Télévision

Menace sur la série lourde

Les idéateurs et comédiens de 19-2, Claude Legault et Réal Bossé, craignent de voir disparaître les séries à gros budget, dites lourdes, de nos petits écrans. Discussion sur le sujet en marge du visionnement de presse de la troisième saison.

Claude Legault : La mort de la série lourde, ce serait terrible au Québec. Et je trouve que la série lourde est en danger. Elle est vraiment en danger. Parce que les coupures sont drastiques, sévères. 

Est-ce qu’il y a eu une diminution du budget au fil des saisons de 19-2 ?

Réal Bossé : On est quand même chanceux. Je pense que nous sommes une des dernières séries lourdes. À moins qu’il y ait un changement, qu’il y ait une volonté.

C. L. : On est probablement, pour une période en tout cas, dans les dernières ou la dernière série lourde.

R. B. : Nous parlons ici de véritables séries lourdes. Celles qui coûtent cher et où nous avons 65 jours de tournage pour 10 épisodes. Même si, en fait, ce n’est pas beaucoup…

Mais il y en a qui vous diraient que vous êtes chanceux.

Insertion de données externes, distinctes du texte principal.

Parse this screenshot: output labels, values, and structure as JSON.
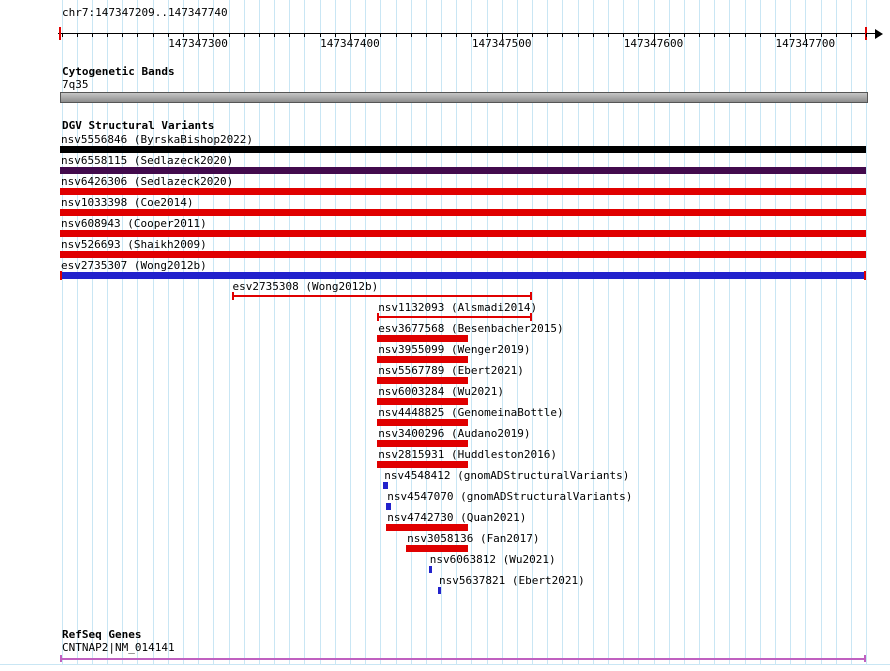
{
  "header": {
    "region_label": "chr7:147347209..147347740"
  },
  "sections": {
    "cytogenetic": {
      "title": "Cytogenetic Bands",
      "band_label": "7q35"
    },
    "dgv": {
      "title": "DGV Structural Variants"
    },
    "refseq": {
      "title": "RefSeq Genes",
      "gene_label": "CNTNAP2|NM_014141"
    }
  },
  "colors": {
    "grid": "#c9e6f4",
    "boundary": "#e00000",
    "loss_red": "#e00000",
    "gain_blue": "#2222cc",
    "cytoband_gray": "#a8a8a8",
    "gene_violet": "#c060c0"
  },
  "chart_data": {
    "type": "genome-browser-tracks",
    "region": {
      "chrom": "chr7",
      "start": 147347209,
      "end": 147347740
    },
    "axis": {
      "major_tick_bp": 100,
      "grid_bp": 10,
      "tick_labels": [
        "147347300",
        "147347400",
        "147347500",
        "147347600",
        "147347700"
      ]
    },
    "cytoband": {
      "name": "7q35"
    },
    "tracks": [
      {
        "label": "nsv5556846 (ByrskaBishop2022)",
        "start": 147347209,
        "end": 147347740,
        "shape": "bar",
        "color": "#000000"
      },
      {
        "label": "nsv6558115 (Sedlazeck2020)",
        "start": 147347209,
        "end": 147347740,
        "shape": "bar",
        "color": "#420a4d"
      },
      {
        "label": "nsv6426306 (Sedlazeck2020)",
        "start": 147347209,
        "end": 147347740,
        "shape": "bar",
        "color": "#e00000"
      },
      {
        "label": "nsv1033398 (Coe2014)",
        "start": 147347209,
        "end": 147347740,
        "shape": "bar",
        "color": "#e00000"
      },
      {
        "label": "nsv608943 (Cooper2011)",
        "start": 147347209,
        "end": 147347740,
        "shape": "bar",
        "color": "#e00000"
      },
      {
        "label": "nsv526693 (Shaikh2009)",
        "start": 147347209,
        "end": 147347740,
        "shape": "bar",
        "color": "#e00000"
      },
      {
        "label": "esv2735307 (Wong2012b)",
        "start": 147347209,
        "end": 147347740,
        "shape": "bar",
        "color": "#2222cc",
        "caps": "#e00000"
      },
      {
        "label": "esv2735308 (Wong2012b)",
        "start": 147347322,
        "end": 147347520,
        "shape": "ibeam",
        "color": "#e00000"
      },
      {
        "label": "nsv1132093 (Alsmadi2014)",
        "start": 147347418,
        "end": 147347520,
        "shape": "ibeam",
        "color": "#e00000"
      },
      {
        "label": "esv3677568 (Besenbacher2015)",
        "start": 147347418,
        "end": 147347478,
        "shape": "bar",
        "color": "#e00000"
      },
      {
        "label": "nsv3955099 (Wenger2019)",
        "start": 147347418,
        "end": 147347478,
        "shape": "bar",
        "color": "#e00000"
      },
      {
        "label": "nsv5567789 (Ebert2021)",
        "start": 147347418,
        "end": 147347478,
        "shape": "bar",
        "color": "#e00000"
      },
      {
        "label": "nsv6003284 (Wu2021)",
        "start": 147347418,
        "end": 147347478,
        "shape": "bar",
        "color": "#e00000"
      },
      {
        "label": "nsv4448825 (GenomeinaBottle)",
        "start": 147347418,
        "end": 147347478,
        "shape": "bar",
        "color": "#e00000"
      },
      {
        "label": "nsv3400296 (Audano2019)",
        "start": 147347418,
        "end": 147347478,
        "shape": "bar",
        "color": "#e00000"
      },
      {
        "label": "nsv2815931 (Huddleston2016)",
        "start": 147347418,
        "end": 147347478,
        "shape": "bar",
        "color": "#e00000"
      },
      {
        "label": "nsv4548412 (gnomADStructuralVariants)",
        "start": 147347422,
        "end": 147347425,
        "shape": "point",
        "color": "#2222cc"
      },
      {
        "label": "nsv4547070 (gnomADStructuralVariants)",
        "start": 147347424,
        "end": 147347427,
        "shape": "point",
        "color": "#2222cc"
      },
      {
        "label": "nsv4742730 (Quan2021)",
        "start": 147347424,
        "end": 147347478,
        "shape": "bar",
        "color": "#e00000"
      },
      {
        "label": "nsv3058136 (Fan2017)",
        "start": 147347437,
        "end": 147347478,
        "shape": "bar",
        "color": "#e00000"
      },
      {
        "label": "nsv6063812 (Wu2021)",
        "start": 147347452,
        "end": 147347454,
        "shape": "point",
        "color": "#2222cc"
      },
      {
        "label": "nsv5637821 (Ebert2021)",
        "start": 147347458,
        "end": 147347460,
        "shape": "point",
        "color": "#2222cc"
      }
    ],
    "gene": {
      "start": 147347209,
      "end": 147347740,
      "color": "#c060c0"
    }
  }
}
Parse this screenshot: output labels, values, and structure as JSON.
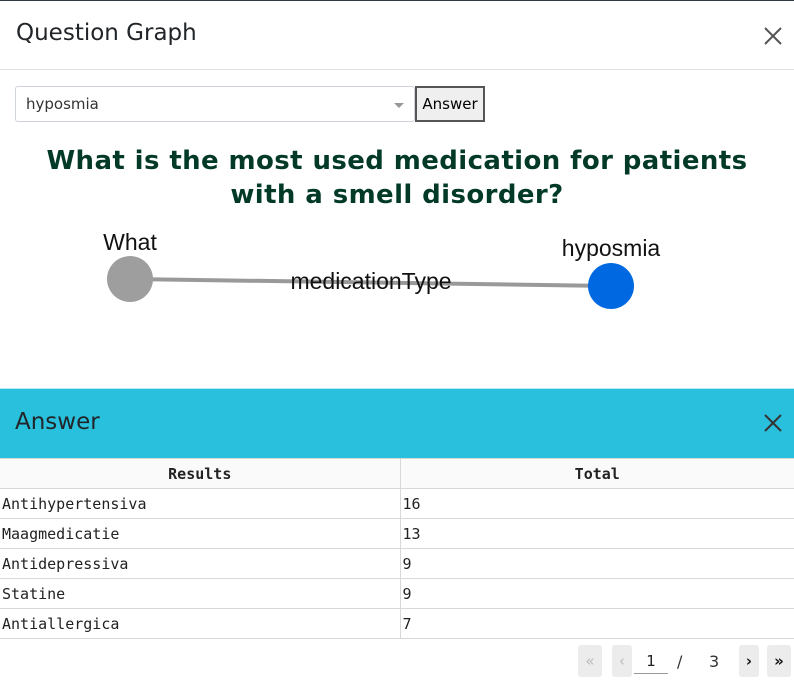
{
  "modal": {
    "title": "Question Graph"
  },
  "search": {
    "selected_value": "hyposmia",
    "answer_button": "Answer"
  },
  "question": {
    "text": "What is the most used medication for patients with a smell disorder?"
  },
  "graph": {
    "source_node": {
      "label": "What",
      "color": "#9e9e9e"
    },
    "target_node": {
      "label": "hyposmia",
      "color": "#0068e0"
    },
    "edge": {
      "label": "medicationType",
      "color": "#999999"
    }
  },
  "answer_panel": {
    "title": "Answer",
    "header_color": "#29c0dd",
    "columns": [
      "Results",
      "Total"
    ],
    "rows": [
      {
        "result": "Antihypertensiva",
        "total": "16"
      },
      {
        "result": "Maagmedicatie",
        "total": "13"
      },
      {
        "result": "Antidepressiva",
        "total": "9"
      },
      {
        "result": "Statine",
        "total": "9"
      },
      {
        "result": "Antiallergica",
        "total": "7"
      }
    ]
  },
  "pagination": {
    "first_icon": "«",
    "prev_icon": "‹",
    "current_page": "1",
    "separator": "/",
    "total_pages": "3",
    "next_icon": "›",
    "last_icon": "»"
  }
}
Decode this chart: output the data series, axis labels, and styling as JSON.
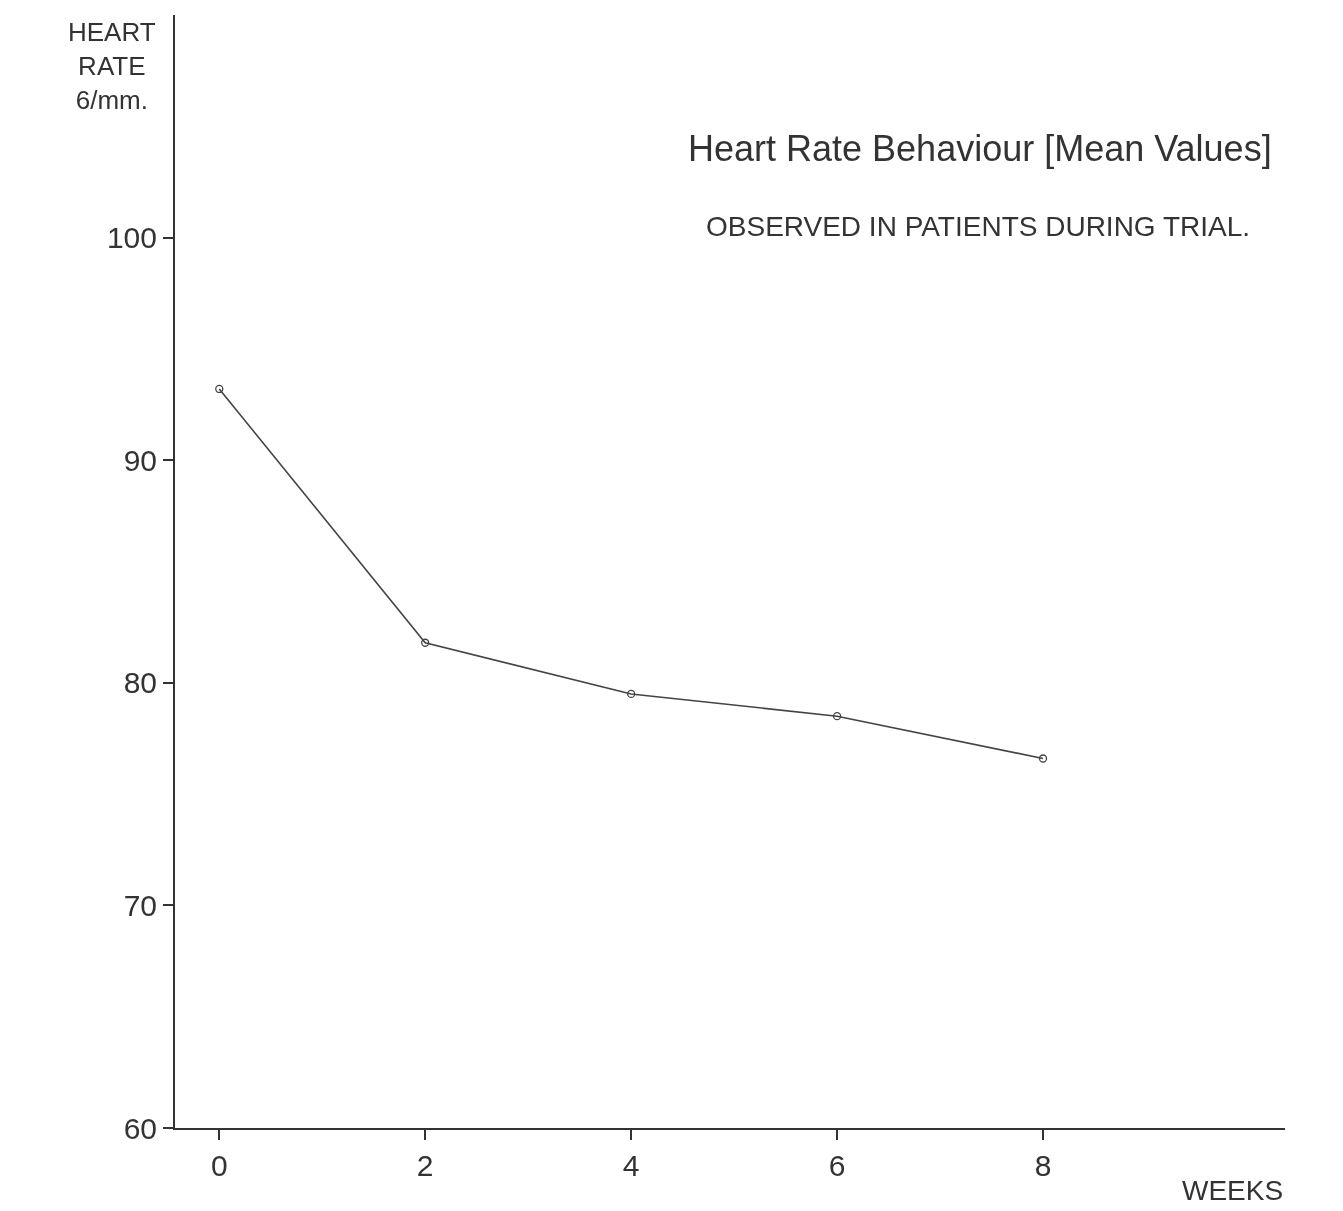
{
  "chart_data": {
    "type": "line",
    "title": "Heart Rate Behaviour [Mean Values]",
    "subtitle": "OBSERVED IN PATIENTS DURING TRIAL.",
    "xlabel": "WEEKS",
    "ylabel": "HEART RATE 6/mm.",
    "x": [
      0,
      2,
      4,
      6,
      8
    ],
    "series": [
      {
        "color": "#444444",
        "values": [
          93.2,
          81.8,
          79.5,
          78.5,
          76.6
        ]
      }
    ],
    "xlim": [
      -0.43,
      10.35
    ],
    "xticks": [
      0,
      2,
      4,
      6,
      8
    ],
    "ylim": [
      60,
      110
    ],
    "yticks": [
      60,
      70,
      80,
      90,
      100
    ],
    "marker": "circle",
    "line_style": "solid"
  }
}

C. L. : Il faut faire attention à ce genre de discours qui vient mêler les affaires. Parce que là, on nous dit : “Vous êtes chanceux d’avoir 900 000 $ [NDLR : par épisode] pour faire une série comme ça.” Et dans 2-3 ans, ce sera : “Vous êtes chanceux d’avoir 700 000 $.” Et ensuite : “Vous êtes chanceux d’avoir 500 000 $.” Un jour : “Vous êtes chanceux d’être payés.” Tu comprends ce que je veux dire ?

R. B. : Pour garder les téléspectateurs, il faut accoter des séries comme Breaking Bad ou House of Cards. Mais ça, ce sont de grandes séries avec quelques millions de dollars par épisode.

C. L. : Sérieusement, des séries comme 19-2, l’argent est à l’écran. On a des bons budgets, Radio-Canada a mis le maximum de ce qu’il pouvait là-dedans. Et tu le vois, l’argent, à l’écran. Parce que ce qui est difficile avec les coupures, c’est que bientôt des sujets ne seront plus possibles. Par exemple pour une intervention policière, la production pourrait demander pour sauver de l’argent d’avoir juste un char de police. Mais on ne peut pas, parce que ce n’est pas crédible. Il faut 3-4 chars. En ce moment, on y arrive encore, mais parce qu’on fait des miracles. Et la qualité de 19-2, c’est que tout a l’air vrai. 19-2, ça va bien vieillir, parce que ce n’est pas low budget.

R. B. : Lance et compte, la première année, ils tournaient en 35 mm. C’était quelque chose, on inventait ! Ça fait quoi, 25-30 ans ? Et depuis, on voit une réduction inexorable des budgets. Donc, c’est sûr que pour nous, les créateurs, on se questionne et on se demande s’il va falloir tourner ça avec des iPhone maintenant. Ce n’est pas de la mauvaise volonté. C’est juste de se dire qu’il n’y a plus d’argent pour faire ce type de séries-là.

Il faut quand même un minimum de moyens pour en faire ?

R. B. : On a du talent au Québec. En danse, théâtre, cinéma, cirque, musique. On a un imaginaire hallucinant. Ce qui fait qu’on peut pratiquement faire une série lourde avec une couche et deux épingles ! On peut donc toujours compter là-dessus, sur le fait que nous sommes débrouillards, pour s’en sortir, pour présenter à l’écran une série qui a l’air d’avoir le double du budget qu’il a. Mais on finit par épuiser notre monde. 

C. L. : Pis si toi, tu essaies de t’obstiner là-dessus, de parler des coupes de budget, tu as l’air d’un maudit parvenu. Donc, tu ne peux pas t’obstiner. Et on laisse les budgets se faire couper.